Quotes about Interconnectedness
It is a law of man's nature, written into his very essence, and just as much a part of him as the desire to build houses and cultivate the land and marry and have children and read books and sing songs, that he should want to stand together with other men in order to acknowledge their common dependence on God, their Father and Creator.
- Thomas Merton
We become ourselves by dying to ourselves. We gain only what we give up, and if we give up everything we can everything. We cannot find ourselves within ourselves, but only in others, yet at the same time, before we can go out to others we must find ourselves.
- Thomas Merton
God does not give us graces or talents or virtues for ourselves alone. We are members one of another and everything that is given to one member is given for the whole body.
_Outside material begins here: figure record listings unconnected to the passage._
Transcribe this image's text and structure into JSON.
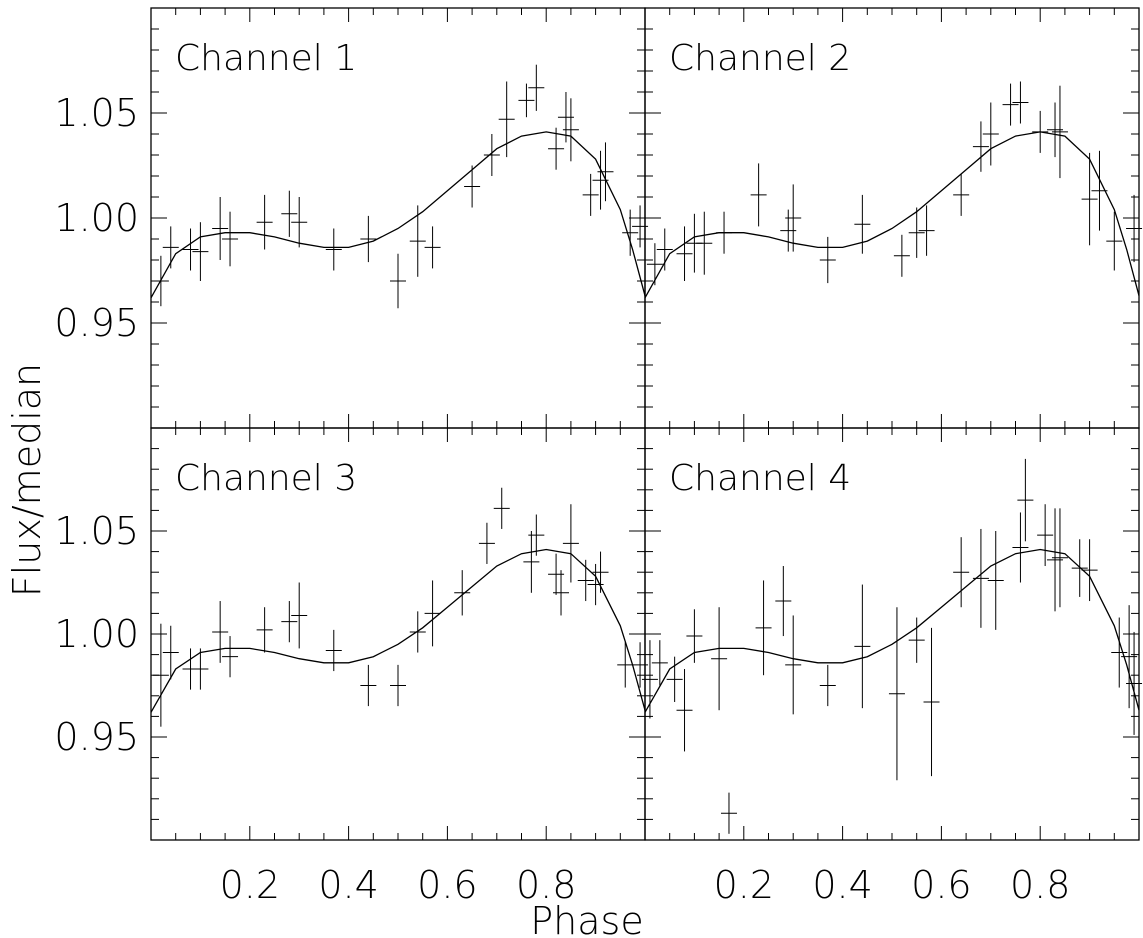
{
  "chart_data": {
    "type": "scatter",
    "xlabel": "Phase",
    "ylabel": "Flux/median",
    "xlim": [
      0,
      1.0
    ],
    "ylim": [
      0.9,
      1.1
    ],
    "x_ticks": [
      "0.2",
      "0.4",
      "0.6",
      "0.8"
    ],
    "y_ticks": [
      "0.95",
      "1.00",
      "1.05"
    ],
    "error_bars": true,
    "model_curve": {
      "phase": [
        0.0,
        0.05,
        0.1,
        0.15,
        0.2,
        0.25,
        0.3,
        0.35,
        0.4,
        0.45,
        0.5,
        0.55,
        0.6,
        0.65,
        0.7,
        0.75,
        0.8,
        0.85,
        0.9,
        0.95,
        0.975,
        1.0
      ],
      "flux": [
        0.962,
        0.983,
        0.991,
        0.993,
        0.993,
        0.991,
        0.988,
        0.986,
        0.986,
        0.989,
        0.995,
        1.003,
        1.013,
        1.023,
        1.033,
        1.039,
        1.041,
        1.039,
        1.028,
        1.004,
        0.985,
        0.963
      ]
    },
    "panels": [
      {
        "title": "Channel 1",
        "points": [
          {
            "x": 0.02,
            "y": 0.97,
            "err": 0.012
          },
          {
            "x": 0.04,
            "y": 0.986,
            "err": 0.01
          },
          {
            "x": 0.08,
            "y": 0.985,
            "err": 0.01
          },
          {
            "x": 0.1,
            "y": 0.984,
            "err": 0.014
          },
          {
            "x": 0.14,
            "y": 0.995,
            "err": 0.015
          },
          {
            "x": 0.16,
            "y": 0.99,
            "err": 0.013
          },
          {
            "x": 0.23,
            "y": 0.998,
            "err": 0.013
          },
          {
            "x": 0.28,
            "y": 1.002,
            "err": 0.011
          },
          {
            "x": 0.3,
            "y": 0.998,
            "err": 0.012
          },
          {
            "x": 0.37,
            "y": 0.985,
            "err": 0.01
          },
          {
            "x": 0.44,
            "y": 0.99,
            "err": 0.011
          },
          {
            "x": 0.5,
            "y": 0.97,
            "err": 0.013
          },
          {
            "x": 0.54,
            "y": 0.989,
            "err": 0.017
          },
          {
            "x": 0.57,
            "y": 0.986,
            "err": 0.01
          },
          {
            "x": 0.65,
            "y": 1.015,
            "err": 0.01
          },
          {
            "x": 0.69,
            "y": 1.03,
            "err": 0.01
          },
          {
            "x": 0.72,
            "y": 1.047,
            "err": 0.018
          },
          {
            "x": 0.76,
            "y": 1.056,
            "err": 0.008
          },
          {
            "x": 0.78,
            "y": 1.062,
            "err": 0.011
          },
          {
            "x": 0.82,
            "y": 1.033,
            "err": 0.01
          },
          {
            "x": 0.84,
            "y": 1.048,
            "err": 0.012
          },
          {
            "x": 0.85,
            "y": 1.042,
            "err": 0.015
          },
          {
            "x": 0.89,
            "y": 1.011,
            "err": 0.01
          },
          {
            "x": 0.91,
            "y": 1.018,
            "err": 0.014
          },
          {
            "x": 0.92,
            "y": 1.022,
            "err": 0.014
          },
          {
            "x": 0.97,
            "y": 0.993,
            "err": 0.011
          },
          {
            "x": 0.99,
            "y": 0.996,
            "err": 0.01
          }
        ]
      },
      {
        "title": "Channel 2",
        "points": [
          {
            "x": 0.02,
            "y": 0.978,
            "err": 0.01
          },
          {
            "x": 0.04,
            "y": 0.985,
            "err": 0.01
          },
          {
            "x": 0.08,
            "y": 0.983,
            "err": 0.013
          },
          {
            "x": 0.1,
            "y": 0.988,
            "err": 0.014
          },
          {
            "x": 0.12,
            "y": 0.988,
            "err": 0.015
          },
          {
            "x": 0.16,
            "y": 0.993,
            "err": 0.01
          },
          {
            "x": 0.23,
            "y": 1.011,
            "err": 0.015
          },
          {
            "x": 0.29,
            "y": 0.994,
            "err": 0.01
          },
          {
            "x": 0.3,
            "y": 1.0,
            "err": 0.016
          },
          {
            "x": 0.37,
            "y": 0.98,
            "err": 0.011
          },
          {
            "x": 0.44,
            "y": 0.997,
            "err": 0.014
          },
          {
            "x": 0.52,
            "y": 0.982,
            "err": 0.01
          },
          {
            "x": 0.55,
            "y": 0.993,
            "err": 0.012
          },
          {
            "x": 0.57,
            "y": 0.994,
            "err": 0.012
          },
          {
            "x": 0.64,
            "y": 1.011,
            "err": 0.01
          },
          {
            "x": 0.68,
            "y": 1.034,
            "err": 0.012
          },
          {
            "x": 0.7,
            "y": 1.04,
            "err": 0.015
          },
          {
            "x": 0.74,
            "y": 1.054,
            "err": 0.01
          },
          {
            "x": 0.76,
            "y": 1.055,
            "err": 0.01
          },
          {
            "x": 0.8,
            "y": 1.041,
            "err": 0.01
          },
          {
            "x": 0.83,
            "y": 1.042,
            "err": 0.013
          },
          {
            "x": 0.84,
            "y": 1.041,
            "err": 0.022
          },
          {
            "x": 0.9,
            "y": 1.009,
            "err": 0.022
          },
          {
            "x": 0.92,
            "y": 1.013,
            "err": 0.019
          },
          {
            "x": 0.95,
            "y": 0.989,
            "err": 0.014
          },
          {
            "x": 0.99,
            "y": 0.995,
            "err": 0.016
          }
        ]
      },
      {
        "title": "Channel 3",
        "points": [
          {
            "x": 0.02,
            "y": 0.98,
            "err": 0.025
          },
          {
            "x": 0.04,
            "y": 0.991,
            "err": 0.013
          },
          {
            "x": 0.08,
            "y": 0.983,
            "err": 0.01
          },
          {
            "x": 0.1,
            "y": 0.983,
            "err": 0.01
          },
          {
            "x": 0.14,
            "y": 1.001,
            "err": 0.015
          },
          {
            "x": 0.16,
            "y": 0.989,
            "err": 0.01
          },
          {
            "x": 0.23,
            "y": 1.002,
            "err": 0.011
          },
          {
            "x": 0.28,
            "y": 1.006,
            "err": 0.01
          },
          {
            "x": 0.3,
            "y": 1.009,
            "err": 0.016
          },
          {
            "x": 0.37,
            "y": 0.992,
            "err": 0.01
          },
          {
            "x": 0.44,
            "y": 0.975,
            "err": 0.01
          },
          {
            "x": 0.5,
            "y": 0.975,
            "err": 0.01
          },
          {
            "x": 0.54,
            "y": 1.001,
            "err": 0.01
          },
          {
            "x": 0.57,
            "y": 1.01,
            "err": 0.016
          },
          {
            "x": 0.63,
            "y": 1.02,
            "err": 0.011
          },
          {
            "x": 0.68,
            "y": 1.044,
            "err": 0.01
          },
          {
            "x": 0.71,
            "y": 1.061,
            "err": 0.01
          },
          {
            "x": 0.77,
            "y": 1.035,
            "err": 0.015
          },
          {
            "x": 0.78,
            "y": 1.048,
            "err": 0.01
          },
          {
            "x": 0.82,
            "y": 1.029,
            "err": 0.01
          },
          {
            "x": 0.83,
            "y": 1.02,
            "err": 0.011
          },
          {
            "x": 0.85,
            "y": 1.044,
            "err": 0.019
          },
          {
            "x": 0.88,
            "y": 1.026,
            "err": 0.01
          },
          {
            "x": 0.9,
            "y": 1.024,
            "err": 0.01
          },
          {
            "x": 0.91,
            "y": 1.03,
            "err": 0.01
          },
          {
            "x": 0.96,
            "y": 0.985,
            "err": 0.011
          },
          {
            "x": 0.99,
            "y": 0.985,
            "err": 0.011
          }
        ]
      },
      {
        "title": "Channel 4",
        "points": [
          {
            "x": 0.01,
            "y": 0.978,
            "err": 0.019
          },
          {
            "x": 0.03,
            "y": 0.986,
            "err": 0.011
          },
          {
            "x": 0.06,
            "y": 0.978,
            "err": 0.011
          },
          {
            "x": 0.08,
            "y": 0.963,
            "err": 0.02
          },
          {
            "x": 0.1,
            "y": 0.999,
            "err": 0.013
          },
          {
            "x": 0.15,
            "y": 0.988,
            "err": 0.025
          },
          {
            "x": 0.17,
            "y": 0.913,
            "err": 0.01
          },
          {
            "x": 0.24,
            "y": 1.003,
            "err": 0.023
          },
          {
            "x": 0.28,
            "y": 1.016,
            "err": 0.017
          },
          {
            "x": 0.3,
            "y": 0.985,
            "err": 0.024
          },
          {
            "x": 0.37,
            "y": 0.975,
            "err": 0.01
          },
          {
            "x": 0.44,
            "y": 0.994,
            "err": 0.03
          },
          {
            "x": 0.51,
            "y": 0.971,
            "err": 0.042
          },
          {
            "x": 0.55,
            "y": 0.997,
            "err": 0.011
          },
          {
            "x": 0.58,
            "y": 0.967,
            "err": 0.036
          },
          {
            "x": 0.64,
            "y": 1.03,
            "err": 0.017
          },
          {
            "x": 0.68,
            "y": 1.027,
            "err": 0.024
          },
          {
            "x": 0.71,
            "y": 1.026,
            "err": 0.024
          },
          {
            "x": 0.76,
            "y": 1.042,
            "err": 0.017
          },
          {
            "x": 0.77,
            "y": 1.065,
            "err": 0.02
          },
          {
            "x": 0.81,
            "y": 1.048,
            "err": 0.015
          },
          {
            "x": 0.83,
            "y": 1.036,
            "err": 0.025
          },
          {
            "x": 0.84,
            "y": 1.037,
            "err": 0.024
          },
          {
            "x": 0.88,
            "y": 1.032,
            "err": 0.014
          },
          {
            "x": 0.9,
            "y": 1.031,
            "err": 0.015
          },
          {
            "x": 0.96,
            "y": 0.991,
            "err": 0.017
          },
          {
            "x": 0.98,
            "y": 0.989,
            "err": 0.025
          },
          {
            "x": 0.99,
            "y": 0.976,
            "err": 0.025
          }
        ]
      }
    ]
  }
}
I do not wash my feet to make them more beautiful than my face.
- Thomas Merton
Commerce links all mankind in one common brotherhood of mutual dependence and interests.
- James A. Garfield
Sons branch out, but one woman leads to another.
- Margaret Atwood
We are all dependent on one another, every soul of us on earth.
- George Bernard Shaw
You think the choices you make just affect you and the other person, but you don't realize how one choice ripples toward everybody. You included.
- Chris Fabry
Love... it surrounds every being and extends slowly to embrace all that shall be.
- Khalil Gibran
Science must constantly be reminded that her purposes are not the only purposes and that the order of uniform causation which she has use for, and is therefore right in postulating, may be enveloped in a wider order, on which she has no claim at all.
- William James
A new consciousness is developing which sees the earth as a single organism and recognizes that an organism at war with itself is doomed. We are one planet.
- Carl Sagan
The rule of the universe is that others can do for us what we cannot do for ourselves, and one can paddle every canoe except one's own.
- CS Lewis
There are no clear boundary lines between what is physiological, what is psychological, and what is spiritual. Those are language domains that make sense and have integrity but overlap significantly.